Now, that sounds complicated, but there's a narrative reason we're undulating between those two odd time signatures. They're disorienting.
That's because the next part is like the apocalypse scenario, the bad ending, the consequence of apathy and a fatalist mindset, everything crumbles.
The whole point is that the end part is unsettling.
Once you have the defining identity, the skeleton, the scaffolding, it makes
developing ideas for the piece much easier.
This is what Symphony X, Dream Theater, or any progressive rock or metal band does when writing such long, complex pieces of music. You want the song in the end to be
impactful.
And the only way to achieve that is intent, and the only way to get that, you need to have some sort of idea of where you're going.
Writing long songs is a lot like writing a long novel or a fantasy series. When writing stuff like this, you want to cut out what doesn't work for the intent of the piece.

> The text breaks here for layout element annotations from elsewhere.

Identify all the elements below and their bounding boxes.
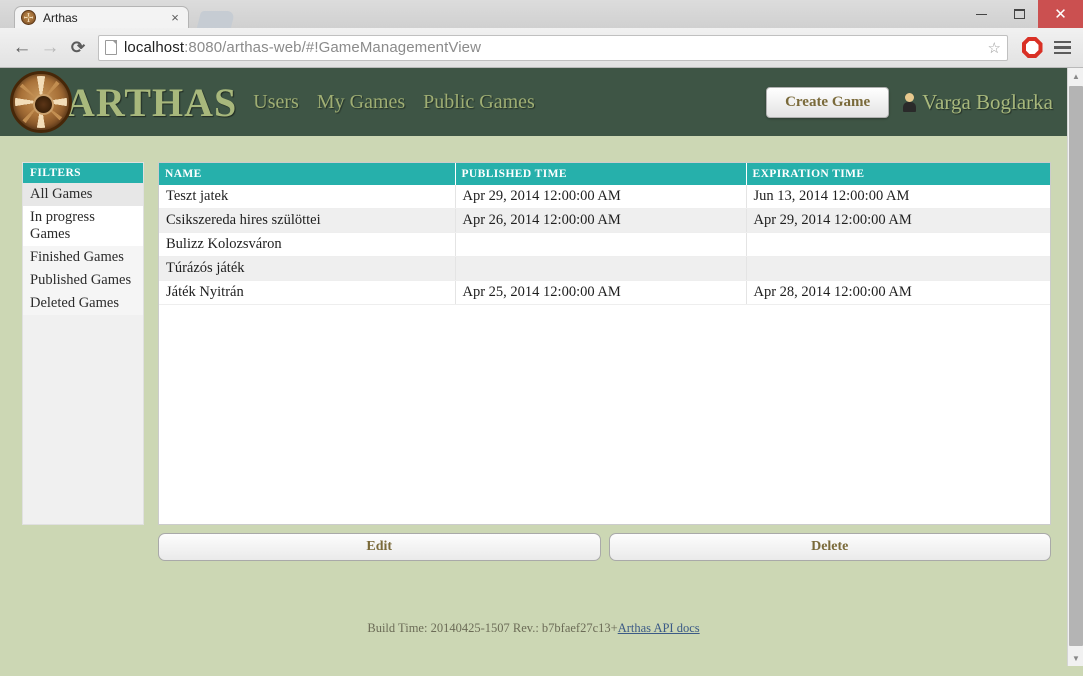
sidebar-item-all-games[interactable]: All Games	[23, 183, 143, 206]
browser-titlebar: Arthas × ✕	[0, 0, 1083, 28]
browser-window: Arthas × ✕ ← → ⟳ localhost:8080/arthas-w…	[0, 0, 1083, 676]
compass-favicon-icon	[21, 10, 36, 25]
scroll-up-icon[interactable]: ▲	[1068, 68, 1083, 84]
games-table-column: NAME PUBLISHED TIME EXPIRATION TIME Tesz…	[158, 162, 1051, 561]
filters-panel: FILTERS All Games In progress Games Fini…	[22, 162, 144, 525]
new-tab-button[interactable]	[196, 11, 236, 28]
content-area: FILTERS All Games In progress Games Fini…	[0, 136, 1067, 561]
cell-name: Bulizz Kolozsváron	[159, 232, 456, 257]
build-info-text: Build Time: 20140425-1507 Rev.: b7bfaef2…	[367, 621, 618, 635]
minimize-icon	[975, 13, 987, 15]
address-bar[interactable]: localhost:8080/arthas-web/#!GameManageme…	[98, 34, 1008, 61]
main-nav: Users My Games Public Games	[253, 91, 535, 114]
back-icon[interactable]: ←	[8, 34, 36, 62]
stop-octagon-icon	[1021, 37, 1043, 58]
maximize-window-button[interactable]	[1000, 0, 1038, 28]
tab-strip: Arthas ×	[0, 0, 1083, 28]
create-game-button[interactable]: Create Game	[766, 86, 890, 118]
table-header-row: NAME PUBLISHED TIME EXPIRATION TIME	[159, 163, 1050, 185]
games-grid: NAME PUBLISHED TIME EXPIRATION TIME Tesz…	[158, 162, 1051, 525]
minimize-window-button[interactable]	[962, 0, 1000, 28]
sidebar-item-deleted-games[interactable]: Deleted Games	[23, 292, 143, 315]
cell-expiration-time: Apr 29, 2014 12:00:00 AM	[746, 208, 1050, 233]
browser-menu-icon[interactable]	[1049, 40, 1075, 55]
header-right: Create Game Varga Boglarka	[766, 86, 1053, 118]
page-scrollbar[interactable]: ▲ ▼	[1067, 68, 1083, 666]
scrollbar-thumb[interactable]	[1069, 86, 1083, 646]
cell-published-time	[455, 256, 747, 281]
avatar-head	[905, 92, 915, 102]
bookmark-star-icon[interactable]: ☆	[988, 39, 1001, 57]
cell-name: Játék Nyitrán	[159, 280, 456, 305]
cell-expiration-time	[746, 256, 1050, 281]
column-header-published-time[interactable]: PUBLISHED TIME	[455, 163, 747, 185]
nav-link-public-games[interactable]: Public Games	[423, 91, 535, 114]
page-viewport: ARTHAS Users My Games Public Games Creat…	[0, 68, 1083, 666]
games-table: NAME PUBLISHED TIME EXPIRATION TIME Tesz…	[159, 163, 1050, 305]
menu-line-2	[1053, 46, 1071, 49]
app-header: ARTHAS Users My Games Public Games Creat…	[0, 68, 1067, 136]
table-row[interactable]: Játék Nyitrán Apr 25, 2014 12:00:00 AM A…	[159, 280, 1050, 305]
cell-published-time: Apr 29, 2014 12:00:00 AM	[455, 185, 747, 209]
api-docs-link[interactable]: Arthas API docs	[618, 621, 700, 635]
url-text: localhost:8080/arthas-web/#!GameManageme…	[124, 39, 481, 56]
brand-title: ARTHAS	[66, 79, 238, 125]
menu-line-1	[1053, 40, 1071, 44]
url-host: localhost	[124, 39, 185, 56]
browser-toolbar: ← → ⟳ localhost:8080/arthas-web/#!GameMa…	[0, 28, 1083, 68]
sidebar-item-in-progress-games[interactable]: In progress Games	[23, 206, 143, 246]
adblock-stop-icon[interactable]	[1020, 36, 1044, 60]
column-header-name[interactable]: NAME	[159, 163, 456, 185]
page-document-icon	[105, 40, 117, 55]
nav-link-my-games[interactable]: My Games	[317, 91, 405, 114]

That's how you get meaningful music that uses a non-traditional song structure that sounds through-composed.
It requires a songwriter that's done their due diligence, and has an experienced hand, and when I hear this cork-sniffing, pretentious mindset, it tells me that these people probably never wrote a complete piece of music and
finished it.
Because that mindset leads to scope creep, which is the idea that when creating something or starting a project, there's continuous or uncontrolled growth in a project's scope, generally experienced after the project begins. This can occur when the scope of a project is not properly defined, documented, or controlled.
Notice that, in the definition of scope creep is the scope of the project
is not properly defined.
That's what this pretentious, cork-sniffing mindset of "pRoG sOnG sTrUcTuReS" really is, and what it leads to. It leads to you not finishing the project.
In all creative circles there's a mantra of "kill your darlings" which is the idea of letting go of your creations, even ones you've sunk a lot of time and energy into. The reason you do this is for the sake of the piece you're writing, drawing, or creating. Sometimes, your ideas may be great, but aren't what that project needs, so go ahead and get rid of the idea, store it somewhere, as you never know when it'll work for a project.
Trust me, I have a mountain of riffs, melodies, and song ideas that I'm sitting on, because they just didn't work.
When writing songs or composing music, it's perfectly fine to use existing structures. There's no shame in that.
Hell, the tech death bands Allegaeon and Gorod use pop song structures, yet their songs don't sound like pop at all. They sound.... proggy, through-composed and such.
That's what happens when you take a given structure and turn it on its head with development of musical ideas.